Yoga Hatha

Haṭha yoga is a branch of yoga. The Sanskrit word haṭha literally means "force" and thus alludes to a system of physical techniques. In India, haṭha yoga is associated in popular tradition with the Yogis of the Natha Sampradaya through its traditional founder Matsyendranath.

Hatha is a more classical way to practice, this is what has been practiced for thousands of years in India.

Hatha yoga has many breaks and follows a structure of breathing techniques, postures with breaks in between and relaxation at the end. Each teacher teaches a bit differently with various sequences but the major difference is in the detail given to each posture and the time spent on each. Because we are all very different practitioners, we have different needs. Someone may need to take it easy and others may need to move. Either way we all need to move at our rhythm and adapt posture to your body rather than the other way around. 

Yoga Flow

Vinyasa is a more modern physical practice where the body moves from one posture to another in a more dynamic manner without a pause.

Derry Temple teachs the Vinyasa Yoga. This session is defined as a sequence of dynamic movements, initiated and harmonized by the breath.

Vinyasa yoga is a free and creative yoga: it does not impose any series of poses. The sequences are the fruit of the experience acquired by the teacher and are adaptable to the needs of each person. 

This type of yoga makes it possible to exercise while working on the alignment of the body. It is intended for people who want a complete and dynamic body workout and who do not appreciate repetitive sessions. 
It is particularly appreciated thanks to its sporty, fluid, creative and rhythmic aspects.

In the practice of Vinyasa Yoga, breath and movement are linked so that each action leads to the other.

 

 

Pilates Classes

Pilates is a method of strengthening the deep muscles responsible for posture. The deep muscles are the core muscles, which are located between the ribs and the pelvis, and all around the spine (abdominal, pelvic floor and back muscles). They are the energy center of the body, which makes it stronger and more stable.

 

Pilates workouts help improve flexibility, balance and core strength, and are particularly effective if you suffer from back pain.

In New York in the 1920s, Joseph Pilates devised more than 500 moves - of which 34 were mat exercises. 

Now, his revolutionary regime is recognised globally as a way to strengthen the body. Research published in the journal PLOS One in 2014 showed that it can both effectively ease back pain and boost functional movement, when compared to traditional methods like massage therapy and other forms of exercise.

After that glowing report, we know you’re dying to get on the mat. Whether you’ve got ten minutes before work or fancy a full-body conditioning on a Sunday afternoon, scroll for the online Pilates sessions you should press ‘play’ on...

Pilates is benefits for alignment, postural precision and we always includes breathing and meditation in classes.

Osteo Yoga Flow with Paul & Dipa

 

Osteo Yoga Flow is a new method created by Dipa Trivedi, yoga teacher for over 10 years, and Paul Marsat, Physiotherapist and Osteopath. The class is a sequence of yoga poses combined with Osteopathy in a slow flow where poses are held for a prolonged period of time, while still making it challenging for the students. The class is led by Dipa and each student is adjusted by Paul using Osteopathic adjustment in every pose.

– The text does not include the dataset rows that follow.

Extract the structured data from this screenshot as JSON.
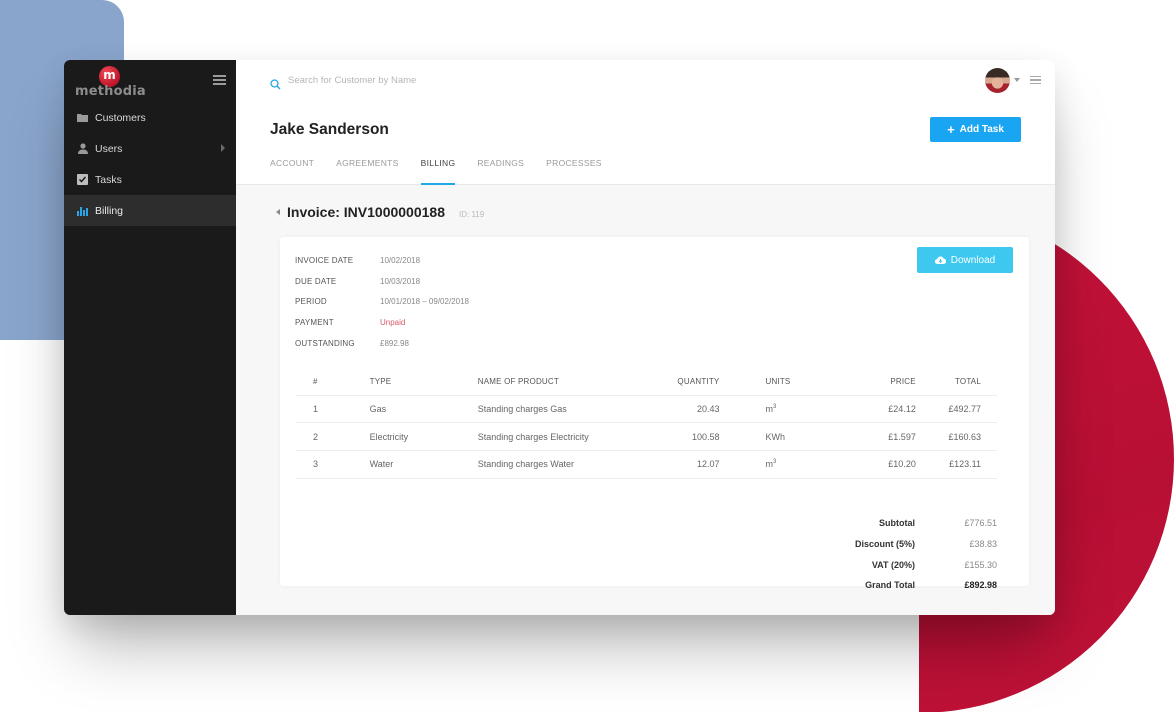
{
  "brand": {
    "name": "methodia",
    "logo_letter": "m"
  },
  "sidebar": {
    "items": [
      {
        "label": "Customers",
        "icon": "folder-icon",
        "active": false
      },
      {
        "label": "Users",
        "icon": "user-icon",
        "active": false,
        "has_submenu": true
      },
      {
        "label": "Tasks",
        "icon": "checkbox-icon",
        "active": false
      },
      {
        "label": "Billing",
        "icon": "bar-chart-icon",
        "active": true
      }
    ]
  },
  "header": {
    "search": {
      "placeholder": "Search for Customer by Name",
      "value": ""
    },
    "customer_name": "Jake Sanderson",
    "add_task_label": "Add Task",
    "tabs": [
      {
        "label": "ACCOUNT",
        "active": false
      },
      {
        "label": "AGREEMENTS",
        "active": false
      },
      {
        "label": "BILLING",
        "active": true
      },
      {
        "label": "READINGS",
        "active": false
      },
      {
        "label": "PROCESSES",
        "active": false
      }
    ]
  },
  "invoice": {
    "title": "Invoice: INV1000000188",
    "id_label": "ID: 119",
    "download_label": "Download",
    "meta": [
      {
        "label": "INVOICE DATE",
        "value": "10/02/2018"
      },
      {
        "label": "DUE DATE",
        "value": "10/03/2018"
      },
      {
        "label": "PERIOD",
        "value": "10/01/2018 – 09/02/2018"
      },
      {
        "label": "PAYMENT",
        "value": "Unpaid"
      },
      {
        "label": "OUTSTANDING",
        "value": "£892.98"
      }
    ],
    "columns": [
      "#",
      "TYPE",
      "NAME OF PRODUCT",
      "QUANTITY",
      "UNITS",
      "PRICE",
      "TOTAL"
    ],
    "rows": [
      {
        "num": "1",
        "type": "Gas",
        "name": "Standing charges Gas",
        "quantity": "20.43",
        "unit_base": "m",
        "unit_sup": "3",
        "price": "£24.12",
        "total": "£492.77"
      },
      {
        "num": "2",
        "type": "Electricity",
        "name": "Standing charges Electricity",
        "quantity": "100.58",
        "unit_base": "KWh",
        "unit_sup": "",
        "price": "£1.597",
        "total": "£160.63"
      },
      {
        "num": "3",
        "type": "Water",
        "name": "Standing charges Water",
        "quantity": "12.07",
        "unit_base": "m",
        "unit_sup": "3",
        "price": "£10.20",
        "total": "£123.11"
      }
    ],
    "summary": [
      {
        "label": "Subtotal",
        "value": "£776.51"
      },
      {
        "label": "Discount (5%)",
        "value": "£38.83"
      },
      {
        "label": "VAT (20%)",
        "value": "£155.30"
      },
      {
        "label": "Grand Total",
        "value": "£892.98"
      }
    ]
  },
  "colors": {
    "accent_blue": "#1aa5f2",
    "download_blue": "#3ec8f0",
    "tab_underline": "#21a9e6",
    "unpaid_red": "#d75a6b",
    "sidebar_bg": "#1b1a1b",
    "brand_red": "#c41239",
    "deco_blue": "#8aa5cc"
  }
}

Osteo Yoga Flow is not just for the advanced practitioner, this method is suitable for students who want to go ‘deeper' in their practice. For each pose, students will benefit from the manual feedback received from the Osteopathic adjustment allowing them to feel the ‘correct’ alignment and direction of stretch. It is therefore accessible to everyone: fit, healthy, injured, older, younger, stiff…

 Adjustments do not involve any heavy or sudden movements but are applied gently although sometimes firmly, by an experienced hand, in tune with what the tissues need. For example, in a ’seated twist’ , Paul may apply a lengthening force and a further rotation force to your ribcage allowing you to take you that little further into the pose, thereby helping you to take your practice to the next level.

Each workshop sequence is different and put together by Paul and Dipa according to an array of functional needs we require as modern human beings. We all have blockages and dysfunctions in the body created by daily life and traumas. The yoga and movement sequences taught will aim at addressing these and students should gain twofold benefits thanks to the Osteopathic adjustments. By adding an Osteopathic experience, students should be confident that the class will be delivered in a safe environment. At the end of every class, time is also taken to explain some notions of anatomy and physiology central to yoga principles.